Met de VNG is afgesproken dat SZW haar volledig open en transparant informeert over de wijze waarop het macrobudget tot stand komt. Daarom wordt de VNG op een aantal momenten in het jaar geïnformeerd over de cijfers en onderbouwing van elk van de drie onderdelen van de raming (realisaties t-1, conjuncturele ontwikkeling t, beleidseffecten t). Dit geeft de VNG de mogelijkheid haar visie te geven op (onderdelen van) de raming.

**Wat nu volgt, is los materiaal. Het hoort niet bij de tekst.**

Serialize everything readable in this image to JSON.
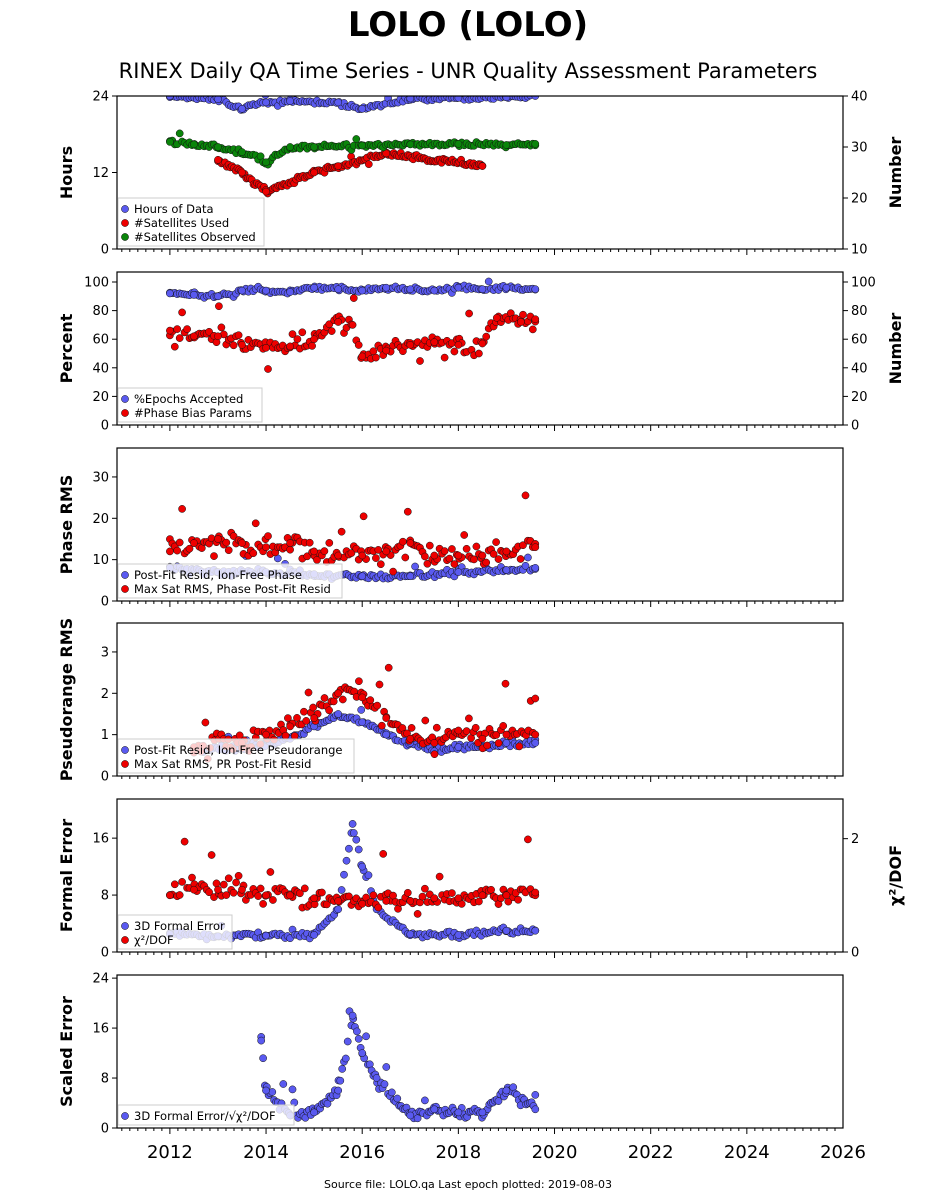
{
  "title": "LOLO (LOLO)",
  "subtitle": "RINEX Daily QA Time Series - UNR Quality Assessment Parameters",
  "source_prefix": "Source file: LOLO.qa",
  "last_epoch_label": "Last epoch plotted: 2019-08-03",
  "colors": {
    "blue": "#5a5af0",
    "red": "#ee0000",
    "green": "#0a850a",
    "edge": "#111111"
  },
  "chart_data": [
    {
      "type": "scatter",
      "ylabel": "Hours",
      "ylim": [
        0,
        24
      ],
      "yticks": [
        "0",
        "12",
        "24"
      ],
      "y2label": "Number",
      "y2lim": [
        10,
        40
      ],
      "y2ticks": [
        "10",
        "20",
        "30",
        "40"
      ],
      "legend_placement": "lower-left",
      "series": [
        {
          "name": "Hours of Data",
          "color": "blue",
          "axis": "left",
          "values": [
            [
              2012.0,
              24
            ],
            [
              2013.0,
              23.5
            ],
            [
              2013.5,
              22
            ],
            [
              2014.0,
              23
            ],
            [
              2014.5,
              23.2
            ],
            [
              2015.5,
              23
            ],
            [
              2016.0,
              22
            ],
            [
              2017.0,
              23.6
            ],
            [
              2018.0,
              23.7
            ],
            [
              2019.0,
              23.8
            ],
            [
              2019.6,
              24
            ]
          ]
        },
        {
          "name": "#Satellites Used",
          "color": "red",
          "axis": "left",
          "values": [
            [
              2013.0,
              14
            ],
            [
              2013.5,
              12
            ],
            [
              2014.0,
              9
            ],
            [
              2015.0,
              12
            ],
            [
              2015.5,
              13
            ],
            [
              2016.5,
              15
            ],
            [
              2018.5,
              13
            ]
          ]
        },
        {
          "name": "#Satellites Observed",
          "color": "green",
          "axis": "right",
          "values": [
            [
              2012.0,
              31
            ],
            [
              2012.5,
              30.5
            ],
            [
              2013.0,
              30
            ],
            [
              2013.5,
              29
            ],
            [
              2014.0,
              27
            ],
            [
              2014.5,
              30
            ],
            [
              2015.0,
              30
            ],
            [
              2016.0,
              30.3
            ],
            [
              2017.0,
              30.5
            ],
            [
              2018.0,
              30.6
            ],
            [
              2019.0,
              30.4
            ],
            [
              2019.6,
              30.6
            ]
          ]
        }
      ]
    },
    {
      "type": "scatter",
      "ylabel": "Percent",
      "ylim": [
        0,
        107
      ],
      "yticks": [
        "0",
        "20",
        "40",
        "60",
        "80",
        "100"
      ],
      "y2label": "Number",
      "y2lim": [
        0,
        107
      ],
      "y2ticks": [
        "0",
        "20",
        "40",
        "60",
        "80",
        "100"
      ],
      "legend_placement": "lower-left",
      "series": [
        {
          "name": "%Epochs Accepted",
          "color": "blue",
          "axis": "left",
          "values": [
            [
              2012.0,
              92
            ],
            [
              2012.5,
              91
            ],
            [
              2013.0,
              90
            ],
            [
              2013.5,
              94
            ],
            [
              2014.0,
              94
            ],
            [
              2014.5,
              93
            ],
            [
              2015.0,
              96
            ],
            [
              2015.5,
              95
            ],
            [
              2016.0,
              94
            ],
            [
              2016.5,
              96
            ],
            [
              2017.0,
              95
            ],
            [
              2017.5,
              94
            ],
            [
              2018.0,
              96
            ],
            [
              2018.5,
              95
            ],
            [
              2019.0,
              96
            ],
            [
              2019.6,
              95
            ]
          ]
        },
        {
          "name": "#Phase Bias Params",
          "color": "red",
          "axis": "right",
          "values": [
            [
              2012.0,
              66
            ],
            [
              2012.5,
              62
            ],
            [
              2013.0,
              62
            ],
            [
              2013.5,
              56
            ],
            [
              2014.0,
              54
            ],
            [
              2014.5,
              55
            ],
            [
              2015.0,
              60
            ],
            [
              2015.5,
              72
            ],
            [
              2015.8,
              70
            ],
            [
              2016.0,
              48
            ],
            [
              2016.5,
              52
            ],
            [
              2017.0,
              56
            ],
            [
              2017.5,
              58
            ],
            [
              2018.0,
              56
            ],
            [
              2018.5,
              57
            ],
            [
              2018.8,
              75
            ],
            [
              2019.3,
              72
            ],
            [
              2019.6,
              74
            ]
          ]
        }
      ]
    },
    {
      "type": "scatter",
      "ylabel": "Phase RMS",
      "ylim": [
        0,
        37
      ],
      "yticks": [
        "0",
        "10",
        "20",
        "30"
      ],
      "legend_placement": "lower-left",
      "series": [
        {
          "name": "Post-Fit Resid, Ion-Free Phase",
          "color": "blue",
          "axis": "left",
          "values": [
            [
              2012.0,
              8
            ],
            [
              2013.0,
              7
            ],
            [
              2014.0,
              7
            ],
            [
              2015.0,
              6.5
            ],
            [
              2016.0,
              6
            ],
            [
              2017.0,
              6
            ],
            [
              2018.0,
              7
            ],
            [
              2019.0,
              7.5
            ],
            [
              2019.6,
              8
            ]
          ]
        },
        {
          "name": "Max Sat RMS, Phase Post-Fit Resid",
          "color": "red",
          "axis": "left",
          "values": [
            [
              2012.0,
              12
            ],
            [
              2012.5,
              14
            ],
            [
              2013.0,
              15
            ],
            [
              2013.5,
              14
            ],
            [
              2014.0,
              13
            ],
            [
              2014.5,
              14
            ],
            [
              2015.0,
              12
            ],
            [
              2015.5,
              11
            ],
            [
              2016.0,
              11
            ],
            [
              2016.5,
              12
            ],
            [
              2017.0,
              14
            ],
            [
              2017.5,
              11
            ],
            [
              2018.0,
              11
            ],
            [
              2018.5,
              11
            ],
            [
              2019.0,
              12
            ],
            [
              2019.6,
              13
            ]
          ]
        }
      ]
    },
    {
      "type": "scatter",
      "ylabel": "Pseudorange RMS",
      "ylim": [
        0,
        3.7
      ],
      "yticks": [
        "0",
        "1",
        "2",
        "3"
      ],
      "legend_placement": "lower-left",
      "series": [
        {
          "name": "Post-Fit Resid, Ion-Free Pseudorange",
          "color": "blue",
          "axis": "left",
          "values": [
            [
              2012.5,
              0.6
            ],
            [
              2013.5,
              0.7
            ],
            [
              2014.5,
              0.9
            ],
            [
              2015.0,
              1.2
            ],
            [
              2015.5,
              1.5
            ],
            [
              2016.0,
              1.3
            ],
            [
              2016.5,
              1.0
            ],
            [
              2017.0,
              0.8
            ],
            [
              2017.5,
              0.6
            ],
            [
              2018.0,
              0.7
            ],
            [
              2018.5,
              0.7
            ],
            [
              2019.0,
              0.8
            ],
            [
              2019.6,
              0.8
            ]
          ]
        },
        {
          "name": "Max Sat RMS, PR Post-Fit Resid",
          "color": "red",
          "axis": "left",
          "values": [
            [
              2012.5,
              0.7
            ],
            [
              2013.5,
              0.8
            ],
            [
              2014.0,
              1.0
            ],
            [
              2014.5,
              1.2
            ],
            [
              2015.0,
              1.4
            ],
            [
              2015.5,
              2.0
            ],
            [
              2016.0,
              1.9
            ],
            [
              2016.5,
              1.4
            ],
            [
              2017.0,
              0.9
            ],
            [
              2017.5,
              0.8
            ],
            [
              2018.0,
              1.1
            ],
            [
              2018.5,
              0.9
            ],
            [
              2019.0,
              1.0
            ],
            [
              2019.6,
              1.0
            ]
          ]
        }
      ]
    },
    {
      "type": "scatter",
      "ylabel": "Formal Error",
      "ylim": [
        0,
        21.5
      ],
      "yticks": [
        "0",
        "8",
        "16"
      ],
      "y2label": "χ²/DOF",
      "y2lim": [
        0,
        2.7
      ],
      "y2ticks": [
        "0",
        "2"
      ],
      "legend_placement": "lower-left",
      "series": [
        {
          "name": "3D Formal Error",
          "color": "blue",
          "axis": "left",
          "values": [
            [
              2012.0,
              2.5
            ],
            [
              2013.0,
              2.2
            ],
            [
              2014.0,
              2.3
            ],
            [
              2015.0,
              2.4
            ],
            [
              2015.5,
              6
            ],
            [
              2015.8,
              18
            ],
            [
              2016.0,
              12
            ],
            [
              2016.3,
              6
            ],
            [
              2017.0,
              2.5
            ],
            [
              2018.0,
              2.4
            ],
            [
              2019.0,
              3
            ],
            [
              2019.6,
              3
            ]
          ]
        },
        {
          "name": "χ²/DOF",
          "color": "red",
          "axis": "right",
          "values": [
            [
              2012.0,
              1.0
            ],
            [
              2012.5,
              1.1
            ],
            [
              2013.0,
              1.1
            ],
            [
              2013.5,
              1.1
            ],
            [
              2014.0,
              1.0
            ],
            [
              2014.5,
              1.0
            ],
            [
              2015.0,
              0.95
            ],
            [
              2015.5,
              0.9
            ],
            [
              2016.0,
              0.85
            ],
            [
              2016.5,
              0.9
            ],
            [
              2017.0,
              0.9
            ],
            [
              2017.5,
              0.95
            ],
            [
              2018.0,
              0.95
            ],
            [
              2018.5,
              1.0
            ],
            [
              2019.0,
              1.0
            ],
            [
              2019.6,
              1.05
            ]
          ]
        }
      ]
    },
    {
      "type": "scatter",
      "ylabel": "Scaled Error",
      "ylim": [
        0,
        24.5
      ],
      "yticks": [
        "0",
        "8",
        "16",
        "24"
      ],
      "legend_placement": "lower-left",
      "xlim": [
        2010.9,
        2026
      ],
      "xticks": [
        "2012",
        "2014",
        "2016",
        "2018",
        "2020",
        "2022",
        "2024",
        "2026"
      ],
      "series": [
        {
          "name": "3D Formal Error/√χ²/DOF",
          "color": "blue",
          "axis": "left",
          "values": [
            [
              2013.9,
              14
            ],
            [
              2014.0,
              6
            ],
            [
              2014.5,
              2
            ],
            [
              2015.0,
              2.5
            ],
            [
              2015.5,
              6
            ],
            [
              2015.8,
              18
            ],
            [
              2016.0,
              12
            ],
            [
              2016.3,
              8
            ],
            [
              2017.0,
              2
            ],
            [
              2017.5,
              3
            ],
            [
              2018.0,
              2.5
            ],
            [
              2018.5,
              2.5
            ],
            [
              2019.0,
              6
            ],
            [
              2019.6,
              3
            ]
          ]
        }
      ]
    }
  ]
}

Oktober t-1In oktober van jaar t-1 wordt de VNG aan de hand van de SZW-begroting geïnformeerd over het macrobudget voor jaar t. Voor zover mogelijk vindt reeds voor oktober informatieverstrekking plaats.
Mei/juni tIn mei/juni van het uitvoeringsjaar informeert SZW de VNG over de te verwachten bijstelling van het macrobudget voor jaar t. Indien daar aanleiding toe is (bijvoorbeeld bij majeure wijzigingen) wordt de VNG daar reeds eerder van op de hoogte gesteld.
April t+1Aan de hand van de voorlopige VODU's (Verslag Over De Uitvoering) wordt bekeken of het macrobudget in jaar t toereikend is geweest.

XNoot
1

Bij het opstellen van de snelstatistiek zijn doorgaans voor de betreffende maand nog niet de gegevens van alle gemeenten beschikbaar. Daarom moet de uitkomst opgehoogd worden naar het totaal voor alle gemeenten (bijschatting naar rato van aandelen bijstandsvolume laatst bekende maand). Ook worden voor de snelstatistiek geen kwaliteitscontroles uitgevoerd. Het snelstatistiekcijfer wordt herzien wanneer bij de volgende maand ontbrekende gemeenten voor eerdere maanden beschikbaar zijn gekomen.

XNoot
1

De raming van het macrobudget voor de categorie 65 jaar en ouder staat beschreven in het Besluit WWB.

XNoot
2

Netto is in dit verband het saldo van gemeentelijke uitgaven voor algemene bijstand – inclusief de afdracht van loonbelasting, ziekenfondswetpremie e.d. – minus gemeentelijke ontvangsten inzake algemene bijstand. Vooralsnog worden de inkomsten en uitgaven op kasbasis bepaald.

XNoot
3

De raming van het budget voor de langdurigheidstoeslag vindt overeenkomstig de raming van beleidseffecten plaats.

XNoot
1

Wet Koppeling met Afwijkingsmogelijkheden.

XNoot
1

Zie CPB-memorandum 88, «Raming bijstandsvolume in CEP 2004», van 6 april 2004 voor een toelichting op deze rekenregel.